My fingers shook as I reached for the chain. I didn’t undo it. I didn’t even touch the deadbolt. I grabbed my phone from the little dish where I always put it when I came in, like good habits could save me.
Fourth time, I thought, staring at the 9, the 1, the 1.
"They’re going to roll their eyes so hard they sprain something," I muttered. "You are going to be that girl, again, and they’re going to—"
Another sound. A light tap, higher on the door now, like a knuckle barely touching. Not knocking.

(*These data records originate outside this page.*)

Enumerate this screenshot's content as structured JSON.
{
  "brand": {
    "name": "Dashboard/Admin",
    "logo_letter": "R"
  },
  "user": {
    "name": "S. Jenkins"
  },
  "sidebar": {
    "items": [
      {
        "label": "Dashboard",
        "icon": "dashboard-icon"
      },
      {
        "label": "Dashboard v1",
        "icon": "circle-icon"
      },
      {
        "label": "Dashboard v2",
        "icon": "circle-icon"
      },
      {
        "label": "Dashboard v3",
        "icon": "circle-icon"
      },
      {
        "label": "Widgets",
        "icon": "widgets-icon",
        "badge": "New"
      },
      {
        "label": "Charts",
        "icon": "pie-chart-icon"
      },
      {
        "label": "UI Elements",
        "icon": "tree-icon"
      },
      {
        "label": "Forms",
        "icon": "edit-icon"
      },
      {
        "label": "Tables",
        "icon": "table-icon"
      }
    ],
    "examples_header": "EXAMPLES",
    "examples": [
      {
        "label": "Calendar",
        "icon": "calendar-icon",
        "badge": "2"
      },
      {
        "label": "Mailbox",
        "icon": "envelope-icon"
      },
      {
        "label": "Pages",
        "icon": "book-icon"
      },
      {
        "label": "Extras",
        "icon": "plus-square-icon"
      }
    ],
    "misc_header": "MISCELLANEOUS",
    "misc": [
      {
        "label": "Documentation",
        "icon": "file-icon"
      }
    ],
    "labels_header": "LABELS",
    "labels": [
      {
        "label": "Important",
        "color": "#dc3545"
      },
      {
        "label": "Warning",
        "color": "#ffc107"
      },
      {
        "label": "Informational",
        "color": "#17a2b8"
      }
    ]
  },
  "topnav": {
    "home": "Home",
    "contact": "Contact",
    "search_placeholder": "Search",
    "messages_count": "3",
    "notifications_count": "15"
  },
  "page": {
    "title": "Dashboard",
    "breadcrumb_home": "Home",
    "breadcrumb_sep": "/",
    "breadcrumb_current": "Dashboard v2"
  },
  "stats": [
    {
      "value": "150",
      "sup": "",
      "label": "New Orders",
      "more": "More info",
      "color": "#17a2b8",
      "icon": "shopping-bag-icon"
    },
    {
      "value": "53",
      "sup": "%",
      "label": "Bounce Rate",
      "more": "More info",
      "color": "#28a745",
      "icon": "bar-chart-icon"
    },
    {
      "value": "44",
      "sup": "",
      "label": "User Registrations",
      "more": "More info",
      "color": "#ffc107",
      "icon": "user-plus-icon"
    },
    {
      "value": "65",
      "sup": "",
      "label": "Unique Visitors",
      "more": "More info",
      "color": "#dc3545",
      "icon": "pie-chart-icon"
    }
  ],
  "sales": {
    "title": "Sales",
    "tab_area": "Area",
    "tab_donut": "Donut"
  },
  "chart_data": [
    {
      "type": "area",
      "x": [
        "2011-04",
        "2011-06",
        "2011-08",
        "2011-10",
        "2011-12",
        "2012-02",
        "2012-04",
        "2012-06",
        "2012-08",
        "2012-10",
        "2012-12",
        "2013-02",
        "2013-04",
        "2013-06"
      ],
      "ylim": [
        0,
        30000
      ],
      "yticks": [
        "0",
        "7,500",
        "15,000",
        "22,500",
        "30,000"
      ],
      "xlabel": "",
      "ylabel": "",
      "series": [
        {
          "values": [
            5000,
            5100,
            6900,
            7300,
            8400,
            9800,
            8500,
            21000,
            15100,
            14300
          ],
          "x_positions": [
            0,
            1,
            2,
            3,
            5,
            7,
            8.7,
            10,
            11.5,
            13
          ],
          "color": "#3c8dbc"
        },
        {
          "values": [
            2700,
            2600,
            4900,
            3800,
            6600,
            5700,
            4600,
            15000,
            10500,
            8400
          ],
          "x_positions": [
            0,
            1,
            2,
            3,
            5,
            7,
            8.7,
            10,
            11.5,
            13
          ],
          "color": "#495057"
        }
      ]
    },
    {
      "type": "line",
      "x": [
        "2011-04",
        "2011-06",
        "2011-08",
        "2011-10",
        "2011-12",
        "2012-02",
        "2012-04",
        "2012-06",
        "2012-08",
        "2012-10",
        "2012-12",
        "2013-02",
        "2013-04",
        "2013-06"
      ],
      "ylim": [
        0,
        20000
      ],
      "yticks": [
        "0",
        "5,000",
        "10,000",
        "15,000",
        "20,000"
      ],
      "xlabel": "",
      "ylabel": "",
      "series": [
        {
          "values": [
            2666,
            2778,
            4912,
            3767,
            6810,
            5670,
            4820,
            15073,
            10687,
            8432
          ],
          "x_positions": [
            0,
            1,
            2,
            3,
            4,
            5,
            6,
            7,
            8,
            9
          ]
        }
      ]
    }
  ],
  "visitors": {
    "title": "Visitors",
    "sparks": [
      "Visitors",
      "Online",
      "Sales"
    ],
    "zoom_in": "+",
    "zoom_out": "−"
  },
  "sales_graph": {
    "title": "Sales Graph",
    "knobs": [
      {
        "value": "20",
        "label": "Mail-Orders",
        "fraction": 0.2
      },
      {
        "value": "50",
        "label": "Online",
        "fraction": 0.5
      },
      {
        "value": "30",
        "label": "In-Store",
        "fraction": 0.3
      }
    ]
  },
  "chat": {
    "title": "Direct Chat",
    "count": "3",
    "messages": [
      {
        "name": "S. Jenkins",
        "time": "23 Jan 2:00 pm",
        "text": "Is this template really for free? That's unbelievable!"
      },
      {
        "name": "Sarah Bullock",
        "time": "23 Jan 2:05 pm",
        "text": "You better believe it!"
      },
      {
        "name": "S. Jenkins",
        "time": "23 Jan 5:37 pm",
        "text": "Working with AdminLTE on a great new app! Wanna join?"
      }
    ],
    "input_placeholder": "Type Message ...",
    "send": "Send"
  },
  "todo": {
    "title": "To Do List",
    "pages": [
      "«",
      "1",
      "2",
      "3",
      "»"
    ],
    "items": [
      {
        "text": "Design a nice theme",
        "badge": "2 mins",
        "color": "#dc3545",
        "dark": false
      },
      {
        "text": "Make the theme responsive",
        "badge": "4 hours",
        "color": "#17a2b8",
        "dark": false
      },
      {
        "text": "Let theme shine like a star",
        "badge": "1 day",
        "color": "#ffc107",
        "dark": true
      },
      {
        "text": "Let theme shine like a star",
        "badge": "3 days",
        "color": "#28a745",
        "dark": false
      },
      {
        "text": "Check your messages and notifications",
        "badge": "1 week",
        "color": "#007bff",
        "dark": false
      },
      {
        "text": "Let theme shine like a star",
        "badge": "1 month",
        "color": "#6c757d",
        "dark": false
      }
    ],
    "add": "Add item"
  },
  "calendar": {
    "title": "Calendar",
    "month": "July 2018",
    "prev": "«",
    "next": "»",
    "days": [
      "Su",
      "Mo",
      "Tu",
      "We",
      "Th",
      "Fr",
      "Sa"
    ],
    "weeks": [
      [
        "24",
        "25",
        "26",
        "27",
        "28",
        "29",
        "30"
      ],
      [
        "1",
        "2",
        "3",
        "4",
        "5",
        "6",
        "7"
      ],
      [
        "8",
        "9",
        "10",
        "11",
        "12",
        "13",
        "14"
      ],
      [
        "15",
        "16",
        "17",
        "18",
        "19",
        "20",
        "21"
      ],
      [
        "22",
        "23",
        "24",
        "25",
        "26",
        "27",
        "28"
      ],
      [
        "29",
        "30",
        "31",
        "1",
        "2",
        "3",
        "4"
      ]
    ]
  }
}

Testing.
I hit call.
By the time I’d stammered out my address and that I had a possible prowler and yes, I’d filed reports before, and no, I wasn’t imagining it, I’d retreated to the middle of my living room, back toward the island in the tiny open kitchen.
"Officers will respond as soon as possible," the dispatcher said in a tone that sounded like a template. "Stay inside with the doors locked. Do not engage."
I hung up before I could apologize for existing.
The wait felt like hours. It was eleven minutes; I watched the clock. The sounds outside waxed and waned—small scuffs, a faint mutter I couldn’t quite make out. At one point, my door handle twitched, the metal giving a small, ugly click as if someone just wanted to feel it move.